At 10:44 PM 5/17/2008, Lee wrote:
>Keith wrote in (English-speaking Google News....)
>
> > If the coupling between energy and food is as modeled then the ride
> > down the back side of peak oil/energy is going to reduce the world's
> > human population to a small fraction of the current level...
> > ...
> > The rational thing would be to develop replacement energy, and space
> > based solar power seems to be the best bet.
>
>Perhaps you've addressed this before, but I missed it.
>
>Having described the high initial investment costs regarding
>space based solar power, why exactly do you believe this
>to be a more feasible solution than further development of
>conventional nuclear power?

It may not be.  If we could build a space elevator, the energy 
payback time is incredibly short--at least for the energy needed to 
lift a power sat to GEO.

Specific orbital energy is u/2r, (398,600/42,000)/2 or -4.75Mj/kg

Potential is -9.5Mk/kg and kinetic is 4.75Mj/kg

Potential at the earth's surface is -62.6 MJ/kg; the difference is 53.1Mj/kg.

Using a space elevator, the rotation of the earth provides the 
kinetic energy.  Since a joule is a watt-second; 53,100 
kW-s/kg/3600kW-s/kWh is 14.75 kWh/kg

A kW/kg power sat repays its lift energy 14 hour and 45 minutes after 
being turned on.  A 2kg/kW power sat would take 29.5 hours.

There is a heck of a lot of sunlight out there, and you don't need 
much structure to capture it in zero g.  Whatever rate you get for 
paying off solar cells on the ground, they will repay it at least 
three times faster in orbit.

With rockets, it's still not too bad.

http://www.ilr.tu-berlin.de/koelle/Neptun/NEP2015.pdf

Neptune is about 3 times the capacity of a Saturn 5, and this design 
was done by some of the same people so it's solid engineering.
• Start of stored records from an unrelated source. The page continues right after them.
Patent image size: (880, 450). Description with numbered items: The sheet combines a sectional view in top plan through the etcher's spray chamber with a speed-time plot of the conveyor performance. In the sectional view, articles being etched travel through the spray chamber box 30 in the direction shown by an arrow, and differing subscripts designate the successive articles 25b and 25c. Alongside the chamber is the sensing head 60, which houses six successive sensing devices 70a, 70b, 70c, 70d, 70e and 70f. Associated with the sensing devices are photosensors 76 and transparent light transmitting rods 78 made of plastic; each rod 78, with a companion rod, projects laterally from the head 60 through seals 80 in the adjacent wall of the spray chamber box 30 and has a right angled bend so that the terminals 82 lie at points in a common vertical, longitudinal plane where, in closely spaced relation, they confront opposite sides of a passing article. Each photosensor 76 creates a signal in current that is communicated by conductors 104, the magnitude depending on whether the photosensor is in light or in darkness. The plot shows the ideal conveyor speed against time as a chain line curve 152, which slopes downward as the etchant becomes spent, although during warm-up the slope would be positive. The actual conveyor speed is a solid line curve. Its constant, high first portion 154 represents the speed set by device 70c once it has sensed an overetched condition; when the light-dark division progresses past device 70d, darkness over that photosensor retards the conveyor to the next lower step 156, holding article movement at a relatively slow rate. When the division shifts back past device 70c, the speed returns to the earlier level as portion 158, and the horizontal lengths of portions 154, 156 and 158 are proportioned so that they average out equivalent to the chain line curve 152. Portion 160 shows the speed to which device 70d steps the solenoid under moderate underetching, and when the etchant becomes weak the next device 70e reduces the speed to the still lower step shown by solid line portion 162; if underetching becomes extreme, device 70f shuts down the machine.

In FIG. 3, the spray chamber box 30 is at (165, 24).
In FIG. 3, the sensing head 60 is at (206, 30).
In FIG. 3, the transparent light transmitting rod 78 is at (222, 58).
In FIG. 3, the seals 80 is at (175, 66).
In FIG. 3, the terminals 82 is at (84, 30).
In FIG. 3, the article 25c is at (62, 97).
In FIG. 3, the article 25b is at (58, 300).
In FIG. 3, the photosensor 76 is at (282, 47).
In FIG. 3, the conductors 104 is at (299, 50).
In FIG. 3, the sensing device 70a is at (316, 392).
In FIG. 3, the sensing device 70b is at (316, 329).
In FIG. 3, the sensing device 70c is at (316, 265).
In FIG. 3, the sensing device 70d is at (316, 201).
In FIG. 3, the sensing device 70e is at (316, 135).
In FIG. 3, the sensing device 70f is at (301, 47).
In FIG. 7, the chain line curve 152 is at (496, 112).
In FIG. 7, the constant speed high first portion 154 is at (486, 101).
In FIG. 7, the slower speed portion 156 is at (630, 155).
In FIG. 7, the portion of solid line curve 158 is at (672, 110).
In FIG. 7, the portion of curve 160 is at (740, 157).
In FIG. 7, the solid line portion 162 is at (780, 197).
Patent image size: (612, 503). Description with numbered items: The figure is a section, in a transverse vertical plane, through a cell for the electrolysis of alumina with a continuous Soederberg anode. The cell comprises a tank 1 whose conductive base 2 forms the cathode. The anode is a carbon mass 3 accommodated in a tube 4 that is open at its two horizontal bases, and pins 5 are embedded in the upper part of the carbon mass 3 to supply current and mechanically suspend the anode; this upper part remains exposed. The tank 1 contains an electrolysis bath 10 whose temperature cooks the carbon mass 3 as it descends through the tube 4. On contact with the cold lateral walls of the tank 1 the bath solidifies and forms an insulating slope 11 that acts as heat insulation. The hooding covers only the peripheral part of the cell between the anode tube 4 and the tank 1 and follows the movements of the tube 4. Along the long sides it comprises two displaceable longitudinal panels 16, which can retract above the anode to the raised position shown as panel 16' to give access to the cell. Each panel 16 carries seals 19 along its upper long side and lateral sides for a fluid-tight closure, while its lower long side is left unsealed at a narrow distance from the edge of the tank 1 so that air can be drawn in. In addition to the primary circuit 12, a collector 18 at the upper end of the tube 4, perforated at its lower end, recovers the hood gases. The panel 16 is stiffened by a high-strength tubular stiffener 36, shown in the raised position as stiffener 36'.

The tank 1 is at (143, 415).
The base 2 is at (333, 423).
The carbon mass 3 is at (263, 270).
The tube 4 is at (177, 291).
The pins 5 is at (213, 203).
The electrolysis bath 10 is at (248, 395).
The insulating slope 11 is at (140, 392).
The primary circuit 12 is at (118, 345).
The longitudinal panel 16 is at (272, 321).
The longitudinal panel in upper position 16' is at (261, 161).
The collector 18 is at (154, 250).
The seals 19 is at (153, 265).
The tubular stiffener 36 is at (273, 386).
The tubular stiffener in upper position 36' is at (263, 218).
This vehicle delivers 350 mt to LEO, and 100 mt to lunar orbit or 
GEO. To lift 100 mt to GEO Neptune uses 3762-mt of propellant for the 
first stage, 1072 mt second stage and 249 mt for the third totaling 5077 mt.

SSME O2 to H2 ratio is 6 to 
1. 
http://www.pw.utc.com/vgn-ext-templating/v/index.jsp?vgnextrefresh=1&vgnextoid=75a0184c712de010VgnVCM100000c45a529fRCRD

I.e., 1 part in 7 of the propellant is LH. or about 725 mt of 
LH.  The launch site would make electrolytic hydrogen out of water 
(the only long term source). That costs about 50 kWh/kg plus another 
15 kWh to liquefy the H2.  Add 5 kWh for liquefying oxygen at 6 x .8 kWh/kg.

That would be 70 MWh per mt, or 70 GW hours for 1000 tons, or 50.8 
GWh for 725 mt. At a kg/kW, 100 tons of satellite produces 100,000 
kW, or 0.1 GW.  Thus it would take 508 hours to pay back the lift 
energy or 21.2 days, 42.4 days for 2kg/kW.

Rocket efficiency here would be 14.75/508 or 2.9%.

A nuclear tug stage shuttling between LEO and GEO might double this 
efficiency raising the payload from 100 mt to 200 mt.  That is the 
consequences of a 15 km/sec exhaust velocity.

It's the high cost of rocket hardware, not lift energy payback, that 
makes power sats expensive.  If we could get that down . . .

As for conventional nuclear power, I can't see it being built fast 
enough.  The need for replacement energy as oil fades out of the 
picture is around a GW/day.  That's in addition to the problem of 
neutrons being diverted to make plutonium 239 out of DU.